Campbell F E, Setzer D R
Department of Molecular Biology and Microbiology, School of Medicine, Case Western Reserve University, Cleveland, Ohio 44106.
Mol Cell Biol. 1991 Aug;11(8):3978-86. doi: 10.1128/mcb.11.8.3978-3986.1991.
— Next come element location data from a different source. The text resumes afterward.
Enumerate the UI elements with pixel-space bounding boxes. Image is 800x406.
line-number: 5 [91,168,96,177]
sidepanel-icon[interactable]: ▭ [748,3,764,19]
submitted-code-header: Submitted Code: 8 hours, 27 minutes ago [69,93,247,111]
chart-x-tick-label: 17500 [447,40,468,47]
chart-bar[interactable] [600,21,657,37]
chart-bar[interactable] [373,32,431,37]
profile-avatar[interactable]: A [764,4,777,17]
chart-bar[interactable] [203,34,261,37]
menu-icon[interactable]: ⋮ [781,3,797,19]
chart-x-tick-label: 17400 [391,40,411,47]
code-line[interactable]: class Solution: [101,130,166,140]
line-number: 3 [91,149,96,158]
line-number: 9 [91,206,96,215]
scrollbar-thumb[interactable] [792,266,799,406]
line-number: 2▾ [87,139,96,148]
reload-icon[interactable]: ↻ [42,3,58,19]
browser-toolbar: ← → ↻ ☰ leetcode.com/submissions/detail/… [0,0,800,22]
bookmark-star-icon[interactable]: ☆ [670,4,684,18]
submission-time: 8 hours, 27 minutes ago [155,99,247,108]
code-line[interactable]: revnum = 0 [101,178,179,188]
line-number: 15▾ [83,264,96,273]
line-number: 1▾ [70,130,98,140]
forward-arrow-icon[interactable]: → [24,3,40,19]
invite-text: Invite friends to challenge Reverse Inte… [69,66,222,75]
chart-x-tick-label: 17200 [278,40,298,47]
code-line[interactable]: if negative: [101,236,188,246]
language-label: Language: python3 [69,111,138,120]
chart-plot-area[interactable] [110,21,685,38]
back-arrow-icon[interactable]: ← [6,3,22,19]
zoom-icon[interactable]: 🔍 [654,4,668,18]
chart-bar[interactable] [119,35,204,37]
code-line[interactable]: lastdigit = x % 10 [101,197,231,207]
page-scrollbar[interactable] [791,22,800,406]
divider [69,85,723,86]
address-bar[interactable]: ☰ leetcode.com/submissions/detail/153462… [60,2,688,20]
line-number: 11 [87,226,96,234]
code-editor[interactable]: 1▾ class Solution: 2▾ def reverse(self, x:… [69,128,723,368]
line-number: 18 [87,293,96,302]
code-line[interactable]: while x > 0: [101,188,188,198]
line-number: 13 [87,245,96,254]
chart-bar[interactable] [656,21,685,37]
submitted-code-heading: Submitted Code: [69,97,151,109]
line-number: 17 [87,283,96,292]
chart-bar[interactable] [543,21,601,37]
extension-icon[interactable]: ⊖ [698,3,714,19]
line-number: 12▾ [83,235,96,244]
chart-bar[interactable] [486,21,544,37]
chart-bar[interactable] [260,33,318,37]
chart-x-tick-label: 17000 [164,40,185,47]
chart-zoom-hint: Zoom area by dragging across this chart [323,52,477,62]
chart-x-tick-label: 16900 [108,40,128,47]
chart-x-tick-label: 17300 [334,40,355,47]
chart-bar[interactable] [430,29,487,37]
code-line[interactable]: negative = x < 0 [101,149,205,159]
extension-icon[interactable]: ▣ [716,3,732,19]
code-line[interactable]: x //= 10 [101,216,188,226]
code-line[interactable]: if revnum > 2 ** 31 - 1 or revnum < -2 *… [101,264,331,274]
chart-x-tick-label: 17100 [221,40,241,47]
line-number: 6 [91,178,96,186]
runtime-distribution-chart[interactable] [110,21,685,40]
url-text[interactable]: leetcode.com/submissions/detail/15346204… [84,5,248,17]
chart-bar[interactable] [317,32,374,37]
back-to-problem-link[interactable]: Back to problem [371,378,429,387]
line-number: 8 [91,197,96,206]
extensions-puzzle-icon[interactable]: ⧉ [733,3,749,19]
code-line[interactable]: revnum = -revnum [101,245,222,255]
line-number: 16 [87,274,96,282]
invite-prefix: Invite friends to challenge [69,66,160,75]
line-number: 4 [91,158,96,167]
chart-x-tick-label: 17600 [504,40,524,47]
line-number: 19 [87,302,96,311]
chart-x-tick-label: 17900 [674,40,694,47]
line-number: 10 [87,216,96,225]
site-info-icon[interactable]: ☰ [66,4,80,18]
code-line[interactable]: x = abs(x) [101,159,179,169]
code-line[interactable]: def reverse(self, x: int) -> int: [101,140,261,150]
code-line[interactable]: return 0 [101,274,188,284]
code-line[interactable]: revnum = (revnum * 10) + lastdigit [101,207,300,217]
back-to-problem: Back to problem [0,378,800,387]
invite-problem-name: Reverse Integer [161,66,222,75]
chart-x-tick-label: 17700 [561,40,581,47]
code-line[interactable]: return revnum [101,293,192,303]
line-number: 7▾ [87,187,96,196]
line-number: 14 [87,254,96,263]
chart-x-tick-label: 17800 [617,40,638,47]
In the absence of other components of the RNA polymerase III transcription machinery, transcription factor IIIA (TFIIIA) can be displaced from both strands of its DNA-binding site (the internal control region) on the somatic-type 5S rRNA gene of Xenopus borealis during transcription elongation by bacteriophage T7 RNA polymerase, regardless of which DNA strand is transcribed. Furthermore, substantial displacement is observed after the template has been transcribed only once. Since the complete 5S rRNA transcription complex has previously been shown to remain stably bound to the gene during repeated rounds of transcription by either RNA polymerase III or bacteriophage SP6 RNA polymerase, these results indicate that a factor(s) in addition to TFIIIA is required to create a complex that will remain stably associated with the template during transcription. Thus, transcription complex stability during passage of RNA polymerase cannot be explained solely on the basis of the DNA-binding properties of TFIIIA.
在缺乏RNA聚合酶III转录机制的其他组分时,在非洲爪蟾体细胞型5S rRNA基因的DNA结合位点(内部控制区)的两条链上,转录因子IIIA(TFIIIA)在噬菌体T7 RNA聚合酶转录延伸过程中可被置换,无论转录的是哪条DNA链。此外,在模板仅被转录一次后就观察到了大量的置换。由于之前已表明完整的5S rRNA转录复合物在RNA聚合酶III或噬菌体SP6 RNA聚合酶的重复转录轮次中会稳定地结合在基因上,这些结果表明,除了TFIIIA之外,还需要一种因子来形成在转录过程中与模板稳定结合的复合物。因此,RNA聚合酶通过时转录复合物的稳定性不能仅基于TFIIIA的DNA结合特性来解释。